Я открываю огонь из М2, и тот ПЛЮ-ПЛЮ-ПЛЮет патронами в сторону парка. Патроны такие мощные, что пулемет чуть не выскакивает у меня из рук. Он срезает верхушку у дерева. Взмывает в небо почтовый ящик, изрыгая забытые в нем письма.

«Чикиту» подбрасывает вверх, миг мы парим в воздухе и приземляемся на разделительной полосе. Пифию вышвыривает из пикапа через задний борт.

Питер успевает ухватить ее за запястье. Она такая легкая, что Питер втаскивает ее назад одной рукой. Второй он молотит прутом барабанщика, который вырастает над задним бортом, чудом спасшись от моего пулеметного обстрела.

Мы уже на восточной дороге, от площади нас прикрывает полоса кустарника, и тут справа, в детском магазине, обнаруживаются вооруженные хари. Теперь нас обстреливают из-за развалин стены, на которой нарисованные человекообразные муравьи волокут с пикника кусочки арбуза.

Я поливаю детский магазин патронами пятидесятого калибра, те выгрызают из каменных пилястр внушительные куски, обрушивают какую-то штуку слева от витрины на головы стрелкам. Вжик-вжик-вжик! – сыплются дождем вокруг нас гильзы, падают в кузов. Одна врезается в меня, обжигает кожу.

И тут Питера ранят.

Он стонет и валится на пол, зажимая щеку рукой. Оттуда хлещет кровь.

А нас уже атакуют сверху.

С крыш летят кирпичи, стекло, игрушки, что-то еще.

На кабину падает детская бутылочка, оттуда выплескивается огонь.

Порадуйте своего малыша вкусным коктейлем.
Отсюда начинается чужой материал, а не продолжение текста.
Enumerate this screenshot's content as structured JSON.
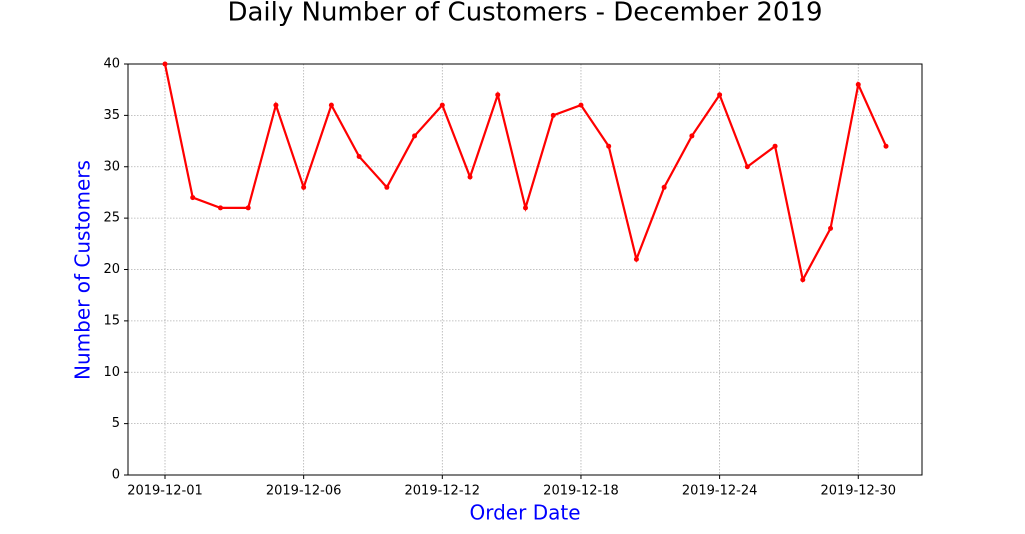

Молотова.

Джефферсон лупит по тормозам, машина идет юзом. Умник высовывается из окна и спокойно, методично поливает горящую бутылку из огнетушителя.
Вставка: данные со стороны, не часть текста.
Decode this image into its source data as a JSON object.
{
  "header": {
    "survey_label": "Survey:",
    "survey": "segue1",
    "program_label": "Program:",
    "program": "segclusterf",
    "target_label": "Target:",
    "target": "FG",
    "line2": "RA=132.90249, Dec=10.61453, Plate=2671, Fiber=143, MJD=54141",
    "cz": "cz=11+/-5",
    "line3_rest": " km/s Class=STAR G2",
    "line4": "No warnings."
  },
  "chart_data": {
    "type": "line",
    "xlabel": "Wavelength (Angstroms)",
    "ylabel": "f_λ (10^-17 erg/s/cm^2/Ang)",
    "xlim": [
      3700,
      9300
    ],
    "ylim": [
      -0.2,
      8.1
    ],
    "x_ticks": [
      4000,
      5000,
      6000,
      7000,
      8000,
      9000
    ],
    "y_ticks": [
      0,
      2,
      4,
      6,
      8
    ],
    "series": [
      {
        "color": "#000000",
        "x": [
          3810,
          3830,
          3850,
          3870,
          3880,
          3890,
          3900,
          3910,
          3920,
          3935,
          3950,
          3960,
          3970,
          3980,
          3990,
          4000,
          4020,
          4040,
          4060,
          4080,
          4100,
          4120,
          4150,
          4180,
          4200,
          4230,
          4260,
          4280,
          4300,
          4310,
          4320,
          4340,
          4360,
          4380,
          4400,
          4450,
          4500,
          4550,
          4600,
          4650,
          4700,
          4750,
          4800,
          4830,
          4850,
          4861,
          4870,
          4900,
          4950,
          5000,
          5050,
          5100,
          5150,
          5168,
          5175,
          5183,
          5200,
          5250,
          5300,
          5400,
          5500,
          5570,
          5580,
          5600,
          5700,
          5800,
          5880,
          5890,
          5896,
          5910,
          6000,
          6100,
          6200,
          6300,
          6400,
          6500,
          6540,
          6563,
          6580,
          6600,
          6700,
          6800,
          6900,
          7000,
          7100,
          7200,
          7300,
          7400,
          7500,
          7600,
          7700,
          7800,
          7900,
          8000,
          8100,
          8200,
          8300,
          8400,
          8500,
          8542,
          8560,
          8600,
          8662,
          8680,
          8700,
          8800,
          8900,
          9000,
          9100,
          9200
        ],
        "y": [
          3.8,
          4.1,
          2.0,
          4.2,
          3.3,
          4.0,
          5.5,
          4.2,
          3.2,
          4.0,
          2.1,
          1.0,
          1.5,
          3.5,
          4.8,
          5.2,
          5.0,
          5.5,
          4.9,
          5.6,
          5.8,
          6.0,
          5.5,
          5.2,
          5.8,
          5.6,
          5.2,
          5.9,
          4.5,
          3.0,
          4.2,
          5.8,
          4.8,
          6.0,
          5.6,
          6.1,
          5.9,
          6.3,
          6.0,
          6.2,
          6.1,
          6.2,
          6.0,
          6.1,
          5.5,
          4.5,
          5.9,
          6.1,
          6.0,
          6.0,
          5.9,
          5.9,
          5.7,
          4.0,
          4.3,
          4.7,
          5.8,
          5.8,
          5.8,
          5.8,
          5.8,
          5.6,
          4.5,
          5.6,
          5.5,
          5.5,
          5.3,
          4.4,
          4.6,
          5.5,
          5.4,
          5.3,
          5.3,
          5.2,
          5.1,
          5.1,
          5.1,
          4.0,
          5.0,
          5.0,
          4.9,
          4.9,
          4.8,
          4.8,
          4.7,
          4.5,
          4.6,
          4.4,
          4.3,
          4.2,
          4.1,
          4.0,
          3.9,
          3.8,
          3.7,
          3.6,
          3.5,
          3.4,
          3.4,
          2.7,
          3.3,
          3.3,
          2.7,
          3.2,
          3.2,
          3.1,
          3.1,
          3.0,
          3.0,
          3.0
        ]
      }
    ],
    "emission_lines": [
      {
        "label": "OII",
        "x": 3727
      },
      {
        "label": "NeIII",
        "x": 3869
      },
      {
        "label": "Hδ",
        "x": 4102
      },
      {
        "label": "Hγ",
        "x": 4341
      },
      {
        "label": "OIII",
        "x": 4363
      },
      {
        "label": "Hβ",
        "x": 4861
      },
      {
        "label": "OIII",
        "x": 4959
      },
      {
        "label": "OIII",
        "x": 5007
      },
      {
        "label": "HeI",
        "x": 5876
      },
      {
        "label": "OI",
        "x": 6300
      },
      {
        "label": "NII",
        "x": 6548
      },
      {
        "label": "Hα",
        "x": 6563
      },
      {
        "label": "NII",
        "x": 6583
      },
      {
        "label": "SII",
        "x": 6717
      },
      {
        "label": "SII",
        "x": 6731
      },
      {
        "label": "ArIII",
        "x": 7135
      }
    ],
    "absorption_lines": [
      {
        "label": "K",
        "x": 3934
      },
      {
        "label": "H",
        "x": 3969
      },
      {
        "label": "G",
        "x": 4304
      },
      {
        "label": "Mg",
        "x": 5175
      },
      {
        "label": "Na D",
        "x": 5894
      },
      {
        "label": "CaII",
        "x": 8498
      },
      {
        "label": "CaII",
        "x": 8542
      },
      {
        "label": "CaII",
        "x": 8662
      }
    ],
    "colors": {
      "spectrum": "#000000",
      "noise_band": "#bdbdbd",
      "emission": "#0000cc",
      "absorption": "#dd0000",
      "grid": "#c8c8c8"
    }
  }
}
– Валим отсюда! – ору я Джефферсону.

Тот умудряется вывести пикап из заноса и дает газу. «Чикита» прыгает вперед, врезается в бушующее море барабанщиков.

Все, выбрались. Барабанщики отстали. Нас вынесло из толпы, и дальше, дальше. Мимо отеля «Дабл-ю», мимо аптеки «Си-ви-эс», на Парк-авеню.

Я откатываюсь от пулемета и изо всех сил прижимаю руку к Питеровой голове, чтобы остановить кровотечение. Моя собственная кровь пульсирует в венах: пумм-пумм-пумм. Грохот боя, урчание двигателя, звяканье стреляных гильз, стук моего сердца – барабанный бой не умолкает никогда.

Джефферсон

Аптека «Дуэйн Рид» на Двадцатой улице выглядит вполне прилично, и я останавливаю «Чикиту». Мы с Донной пересаживаем Питера в кабину, а Умник с Пифией идут в здание за лекарствами.

Питеру отстрелили половину правого уха, теперь на этом месте рваная рана. Донна зажимает ее рукой; похоже, кровь остановилась. Донна роется в своей сумке, обрабатывает рану «Бетадином», потом мажет «Неоспорином».

Питер держится молодцом. Когда не морщит лицо от боли, улыбается.

– Буду теперь вводить в моду образ одноухого, – шутит он.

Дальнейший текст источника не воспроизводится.